Those religious folks, or at least their organizational hierarchies, want the U.S. Supreme Court to decide whether it is constitutionally forbidden for states to ban same-sex marriage. So do I.
You’ll recall that the court ducked the issue last year, tossing out the federal Defense of Marriage Act but punting on the question of whether state bans violate the equal protection and/or due process clauses of the Fourteenth Amendment. Since then, a bunch of federal district and appeals courts have all (with the exception of one district court in Louisiana) decided that such bans do indeed violate one or both of those clauses. On so weighty an issue, now being litigated wherever SSM is not allowed, the justices need to man up and render judgment.
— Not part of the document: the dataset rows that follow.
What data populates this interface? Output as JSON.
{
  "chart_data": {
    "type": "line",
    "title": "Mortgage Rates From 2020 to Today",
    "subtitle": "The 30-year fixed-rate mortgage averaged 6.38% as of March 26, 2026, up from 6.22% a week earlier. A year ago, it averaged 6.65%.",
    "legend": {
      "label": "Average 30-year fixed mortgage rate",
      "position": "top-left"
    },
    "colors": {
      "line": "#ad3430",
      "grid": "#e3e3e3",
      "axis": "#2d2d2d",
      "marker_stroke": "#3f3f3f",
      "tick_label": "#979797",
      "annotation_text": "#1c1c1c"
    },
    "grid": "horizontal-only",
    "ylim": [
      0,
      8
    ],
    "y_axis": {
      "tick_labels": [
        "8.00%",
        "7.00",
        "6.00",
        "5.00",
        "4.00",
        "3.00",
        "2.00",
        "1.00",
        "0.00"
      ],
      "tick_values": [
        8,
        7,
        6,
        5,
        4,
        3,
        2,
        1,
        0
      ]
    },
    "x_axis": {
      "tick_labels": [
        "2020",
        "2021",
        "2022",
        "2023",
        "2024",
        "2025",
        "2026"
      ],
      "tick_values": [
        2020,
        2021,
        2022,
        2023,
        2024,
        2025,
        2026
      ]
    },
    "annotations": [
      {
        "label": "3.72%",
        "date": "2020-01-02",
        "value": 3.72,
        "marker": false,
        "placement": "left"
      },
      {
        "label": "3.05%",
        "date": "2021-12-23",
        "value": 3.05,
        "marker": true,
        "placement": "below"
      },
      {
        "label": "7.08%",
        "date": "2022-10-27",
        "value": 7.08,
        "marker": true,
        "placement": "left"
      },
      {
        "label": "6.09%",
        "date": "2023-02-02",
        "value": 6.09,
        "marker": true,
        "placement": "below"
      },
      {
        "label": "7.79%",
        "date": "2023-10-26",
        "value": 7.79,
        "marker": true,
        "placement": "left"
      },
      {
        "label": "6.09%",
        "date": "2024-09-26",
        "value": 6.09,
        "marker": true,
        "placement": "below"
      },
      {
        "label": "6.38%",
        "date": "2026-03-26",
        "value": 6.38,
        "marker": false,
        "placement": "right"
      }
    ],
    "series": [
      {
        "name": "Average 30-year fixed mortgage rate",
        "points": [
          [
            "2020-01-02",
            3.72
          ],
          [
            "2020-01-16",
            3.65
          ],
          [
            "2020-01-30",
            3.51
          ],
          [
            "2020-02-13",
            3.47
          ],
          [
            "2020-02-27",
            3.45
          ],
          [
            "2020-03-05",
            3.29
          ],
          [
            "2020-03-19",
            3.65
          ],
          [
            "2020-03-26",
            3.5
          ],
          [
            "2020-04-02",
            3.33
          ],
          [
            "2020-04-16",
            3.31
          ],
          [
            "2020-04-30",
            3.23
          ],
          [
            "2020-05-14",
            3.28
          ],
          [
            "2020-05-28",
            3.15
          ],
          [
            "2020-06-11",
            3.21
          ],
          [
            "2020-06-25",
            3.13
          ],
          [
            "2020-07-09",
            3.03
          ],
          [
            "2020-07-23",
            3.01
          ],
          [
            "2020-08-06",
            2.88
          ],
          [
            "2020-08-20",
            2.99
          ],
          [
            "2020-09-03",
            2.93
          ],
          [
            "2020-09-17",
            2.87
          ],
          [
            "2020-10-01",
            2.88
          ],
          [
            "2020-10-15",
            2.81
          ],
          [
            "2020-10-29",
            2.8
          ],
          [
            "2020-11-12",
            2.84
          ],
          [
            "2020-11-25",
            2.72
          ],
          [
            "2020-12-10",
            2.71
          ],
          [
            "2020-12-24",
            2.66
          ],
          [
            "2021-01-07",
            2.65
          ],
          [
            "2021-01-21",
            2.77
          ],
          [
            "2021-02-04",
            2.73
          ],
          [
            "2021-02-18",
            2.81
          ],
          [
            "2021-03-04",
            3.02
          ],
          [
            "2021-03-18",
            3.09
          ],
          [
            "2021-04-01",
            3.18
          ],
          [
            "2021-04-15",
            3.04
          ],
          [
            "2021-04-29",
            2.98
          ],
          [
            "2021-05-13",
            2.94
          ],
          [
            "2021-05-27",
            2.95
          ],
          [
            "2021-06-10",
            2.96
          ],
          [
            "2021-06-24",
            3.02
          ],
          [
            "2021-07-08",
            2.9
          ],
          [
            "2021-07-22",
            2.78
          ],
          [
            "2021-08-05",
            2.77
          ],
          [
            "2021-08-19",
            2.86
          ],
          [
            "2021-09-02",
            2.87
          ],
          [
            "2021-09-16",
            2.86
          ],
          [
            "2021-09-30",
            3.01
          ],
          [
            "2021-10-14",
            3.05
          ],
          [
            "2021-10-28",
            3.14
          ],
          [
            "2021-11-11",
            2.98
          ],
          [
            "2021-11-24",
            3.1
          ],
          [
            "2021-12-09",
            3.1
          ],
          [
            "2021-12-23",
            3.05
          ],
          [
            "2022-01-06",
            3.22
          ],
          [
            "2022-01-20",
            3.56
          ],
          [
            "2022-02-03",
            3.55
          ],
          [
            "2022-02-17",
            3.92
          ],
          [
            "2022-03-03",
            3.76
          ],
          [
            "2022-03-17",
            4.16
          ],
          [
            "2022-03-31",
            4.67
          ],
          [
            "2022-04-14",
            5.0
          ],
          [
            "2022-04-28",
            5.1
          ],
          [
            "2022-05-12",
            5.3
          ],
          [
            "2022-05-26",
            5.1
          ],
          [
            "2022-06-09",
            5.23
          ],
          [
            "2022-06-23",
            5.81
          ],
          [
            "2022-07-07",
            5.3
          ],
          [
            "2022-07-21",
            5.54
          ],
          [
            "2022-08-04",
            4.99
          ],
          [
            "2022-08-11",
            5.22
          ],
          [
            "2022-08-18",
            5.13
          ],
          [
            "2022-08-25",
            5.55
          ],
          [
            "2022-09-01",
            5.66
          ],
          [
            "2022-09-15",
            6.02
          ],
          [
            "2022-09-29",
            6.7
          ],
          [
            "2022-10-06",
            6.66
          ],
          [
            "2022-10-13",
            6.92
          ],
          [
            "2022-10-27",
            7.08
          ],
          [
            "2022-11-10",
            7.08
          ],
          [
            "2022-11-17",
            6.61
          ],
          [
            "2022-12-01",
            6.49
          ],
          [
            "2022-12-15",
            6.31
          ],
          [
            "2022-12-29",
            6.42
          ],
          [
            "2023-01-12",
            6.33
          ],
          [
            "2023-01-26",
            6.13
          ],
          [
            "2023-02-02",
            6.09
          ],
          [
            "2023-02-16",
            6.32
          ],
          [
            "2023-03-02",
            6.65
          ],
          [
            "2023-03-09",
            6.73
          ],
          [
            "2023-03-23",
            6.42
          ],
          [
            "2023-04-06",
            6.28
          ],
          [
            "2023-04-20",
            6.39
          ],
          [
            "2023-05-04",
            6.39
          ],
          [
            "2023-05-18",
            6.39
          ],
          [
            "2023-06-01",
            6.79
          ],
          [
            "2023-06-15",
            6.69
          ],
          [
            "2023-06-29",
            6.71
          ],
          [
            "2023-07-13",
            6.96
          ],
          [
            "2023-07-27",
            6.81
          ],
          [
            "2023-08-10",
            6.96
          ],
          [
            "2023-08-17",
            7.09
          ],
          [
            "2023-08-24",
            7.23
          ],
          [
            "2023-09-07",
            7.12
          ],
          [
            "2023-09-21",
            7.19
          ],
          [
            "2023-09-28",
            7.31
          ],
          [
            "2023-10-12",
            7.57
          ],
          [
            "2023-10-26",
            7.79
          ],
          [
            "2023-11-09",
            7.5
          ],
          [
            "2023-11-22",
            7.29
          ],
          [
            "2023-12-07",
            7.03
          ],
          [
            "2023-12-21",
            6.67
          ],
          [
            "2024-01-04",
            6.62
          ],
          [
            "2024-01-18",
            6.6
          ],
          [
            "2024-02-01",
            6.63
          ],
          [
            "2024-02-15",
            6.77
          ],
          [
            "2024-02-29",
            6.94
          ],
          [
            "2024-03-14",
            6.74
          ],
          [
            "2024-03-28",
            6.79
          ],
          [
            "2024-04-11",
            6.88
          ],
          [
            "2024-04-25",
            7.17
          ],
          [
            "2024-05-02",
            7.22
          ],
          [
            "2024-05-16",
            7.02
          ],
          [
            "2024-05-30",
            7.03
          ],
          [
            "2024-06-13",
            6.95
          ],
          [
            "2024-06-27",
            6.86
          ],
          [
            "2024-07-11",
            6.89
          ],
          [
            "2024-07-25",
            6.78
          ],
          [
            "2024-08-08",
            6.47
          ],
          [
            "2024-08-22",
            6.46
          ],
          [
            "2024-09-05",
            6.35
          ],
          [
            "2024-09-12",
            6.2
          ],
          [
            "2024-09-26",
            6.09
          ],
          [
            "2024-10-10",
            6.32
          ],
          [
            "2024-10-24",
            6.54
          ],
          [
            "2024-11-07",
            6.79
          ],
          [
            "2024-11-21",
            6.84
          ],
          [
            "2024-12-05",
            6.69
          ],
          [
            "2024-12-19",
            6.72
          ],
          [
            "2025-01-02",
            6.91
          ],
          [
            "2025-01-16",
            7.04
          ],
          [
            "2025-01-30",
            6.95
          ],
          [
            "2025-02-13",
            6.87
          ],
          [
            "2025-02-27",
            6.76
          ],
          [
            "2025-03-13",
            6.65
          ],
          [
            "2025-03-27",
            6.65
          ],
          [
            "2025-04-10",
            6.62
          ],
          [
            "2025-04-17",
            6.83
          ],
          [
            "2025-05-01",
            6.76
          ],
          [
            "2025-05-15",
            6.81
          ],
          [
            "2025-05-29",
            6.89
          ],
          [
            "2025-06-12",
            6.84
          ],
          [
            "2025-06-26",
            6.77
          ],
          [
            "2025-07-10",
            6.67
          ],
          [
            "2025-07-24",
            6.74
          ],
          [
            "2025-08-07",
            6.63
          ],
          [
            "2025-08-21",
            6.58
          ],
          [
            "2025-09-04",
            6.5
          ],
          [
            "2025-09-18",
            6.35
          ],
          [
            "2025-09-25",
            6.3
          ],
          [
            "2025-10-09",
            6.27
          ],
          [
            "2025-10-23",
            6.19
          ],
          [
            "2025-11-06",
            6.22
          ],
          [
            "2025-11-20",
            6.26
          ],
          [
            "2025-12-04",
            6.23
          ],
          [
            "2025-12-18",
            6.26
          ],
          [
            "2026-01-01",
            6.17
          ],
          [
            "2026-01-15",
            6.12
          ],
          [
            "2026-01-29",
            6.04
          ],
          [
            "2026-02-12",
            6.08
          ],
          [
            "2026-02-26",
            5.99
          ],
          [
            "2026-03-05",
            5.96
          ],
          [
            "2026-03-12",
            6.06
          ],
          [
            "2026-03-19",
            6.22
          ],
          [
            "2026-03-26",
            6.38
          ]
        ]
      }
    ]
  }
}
The Catholics, Southern Baptists, etc. think that the case the court should take is Utah’s, and I do too. Why Utah?
Not, as Mark Wilson asserts over at FindLaw, because Utah is one of those states where the voters rather than the legislature approved the ban, thereby creating the clearest contrast between democratic and judicial decision-making on a fraught political issue. (It was on a preference for the former that the outlying Louisiana judge hung his hat.)
Rather, the religious organizations make clear in their amicus brief that, besides addressing all relevant Fourteenth Amendment issues, the Utah case uniquely addresses the burden placed on religious liberty by SSM. Quoting from a 2012 letter from a coalition of anti-SSM religious leaders, they write:
Judicially redefining marriage powerfully conflicts with religious liberty because, among other reasons, such a dramatic change in the law inevitably will lead to “forcing or pressuring both individuals and religious organizations – throughout their operations, well beyond religious ceremonies – to treat same-sex sexual conduct as the moral equivalent of marital sexual conduct.”…
Utah’s petition provides an opportunity to address whether avoiding religious conflicts and church-state entanglements is a sufficiently weighty reason, alone or combined with other interests, to warrant allowing States to retain the age-old definition of marriage.
If the court did find such avoidance sufficiently weighty, I’ve no doubt that the next legal step would be to ask that all states be forbidden to permit SSM on religious liberty grounds. But the real significance of the brief, it seems to me, is that it represents an acknowledgment that SSM is becoming the law of the land, and that the battle has now moved to the securing of legal exemptions for religious objectors.
Under the circumstances, the Catholics, Southern Baptists, Missouri Synod Lutherans, and especially the Mormons should be aware that the Fourteenth Amendment cuts both ways when it comes to religious liberty. Just this past year, U.S. District Judge Clark Waddoups declared Utah’s anti-polygamy statute to be in violation of the due process and equal protection clauses. By taking the Utah case, the Supreme Court will invite amicus briefs from fundamentalist Mormons who, with good reason, will see a decision declaring state anti-SSM laws unconstitutional as enhancing their freedom to practice their polygamous faith.
In other words, be careful what you wish for.